Monday, August 21, 2023

'HEART OF STONE'.....THE NETFLIX ALGORITHMS.......WAITING FOR GADOT....



Heart Of Stone (Netflix 2023)    There's something soul sucking and depressing about viewing one of Netflix's bloated, expensive fake action-adventure blockbusters.......

           This latest one is so generic, so cobbled together, Frankenstein-style, from popular, similar films, it appears untouched by human hands.......it not only sounds written by Artificial Intelligence, if plays as if the A.I. actually directed the film by texting its instructions to the actors' cell phones.......

           I'm beginning to think that "The Entity", the evil A.I. from Tom Cruise's "Mission Impossible: Dead Reckoning, Part One" is for real.........and under contract to Netflix. 

           The streamer's go-to gal for such films.....who else but our gal Gal...(Gadot, that is).  Not much acting range, but still an incomparable Amazonian stunner......and well versed in convincingly kicking people's asses to Kingdom Come and back. 

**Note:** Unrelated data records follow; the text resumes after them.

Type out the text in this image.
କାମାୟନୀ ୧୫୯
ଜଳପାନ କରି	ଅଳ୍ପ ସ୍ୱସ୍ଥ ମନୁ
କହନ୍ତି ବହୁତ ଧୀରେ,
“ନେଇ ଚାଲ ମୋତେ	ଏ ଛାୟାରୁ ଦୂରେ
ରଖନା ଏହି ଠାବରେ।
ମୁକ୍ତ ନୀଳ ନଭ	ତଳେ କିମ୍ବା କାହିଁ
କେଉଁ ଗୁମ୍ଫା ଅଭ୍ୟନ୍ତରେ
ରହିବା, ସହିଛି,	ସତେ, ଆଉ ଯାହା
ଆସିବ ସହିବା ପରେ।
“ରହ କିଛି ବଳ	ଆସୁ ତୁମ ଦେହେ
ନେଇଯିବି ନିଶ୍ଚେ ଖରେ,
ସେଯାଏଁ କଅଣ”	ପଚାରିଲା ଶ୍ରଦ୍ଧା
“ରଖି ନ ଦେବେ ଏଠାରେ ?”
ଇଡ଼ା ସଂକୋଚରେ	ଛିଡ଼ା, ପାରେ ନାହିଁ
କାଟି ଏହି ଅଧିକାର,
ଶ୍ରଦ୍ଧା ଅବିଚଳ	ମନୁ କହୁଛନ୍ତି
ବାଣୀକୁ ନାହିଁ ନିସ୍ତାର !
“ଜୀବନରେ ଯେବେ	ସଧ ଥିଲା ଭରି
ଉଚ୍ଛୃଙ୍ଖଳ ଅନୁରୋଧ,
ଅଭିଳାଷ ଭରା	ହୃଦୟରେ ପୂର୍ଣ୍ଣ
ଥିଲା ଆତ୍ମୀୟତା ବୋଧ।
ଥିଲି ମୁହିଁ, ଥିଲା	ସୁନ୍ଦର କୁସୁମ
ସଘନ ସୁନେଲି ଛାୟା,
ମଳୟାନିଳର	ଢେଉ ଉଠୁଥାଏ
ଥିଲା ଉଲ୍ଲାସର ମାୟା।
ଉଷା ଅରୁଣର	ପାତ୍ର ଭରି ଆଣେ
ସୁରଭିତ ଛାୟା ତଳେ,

           In this one, Gal's working for some hidden global peacekeepers so super-dooper top secret, they've embedded her within an MI6 team who don't know who she's really working for.  

           The global gang depends heavily on 'The Heart', their all powerful A.I. capable of controlling....well, every damn thing.  But wouldn't ya know it......a surprise rogue agent and a super-dooper hacker upend the world order by trying to seize the Heart for their very own  For all I know, they plan to use it for free Uber rides and Disney World Premium passes. 

           But hey....not on Gal's watch!  Cue the perpetual parade of car chases, punch-outs, and assorted CGI assisted stunts that skip over all those annoying little details like laws of gravity and physics......

           While all this transpires...(or perspires....or expires, depending on your point of view), you can have fun spotting all the other movies that 'Heart Of Stone' was assembled from by Netflix's own version of The Heart........(as in, "Wait, wasn't that from (FILL IN THE BLANK)..."are you kidding me? They ripped that off from (FILL IN THE BLANK)

            If this kind of pre-packaged sausage still amuses you, than by all means, switch off your brain, pop up a tub 'o buttered popcorn and have at it. On that basis, it's a 3 star (***) Guilty Pleasure wallow.....

           But if you're among those who are starting to find these machine-tooled, mechanical, largely inhuman corporate movies more than a little bit weird and frightening.....proceed only dressed in Hazmat gear....Zero stars (0).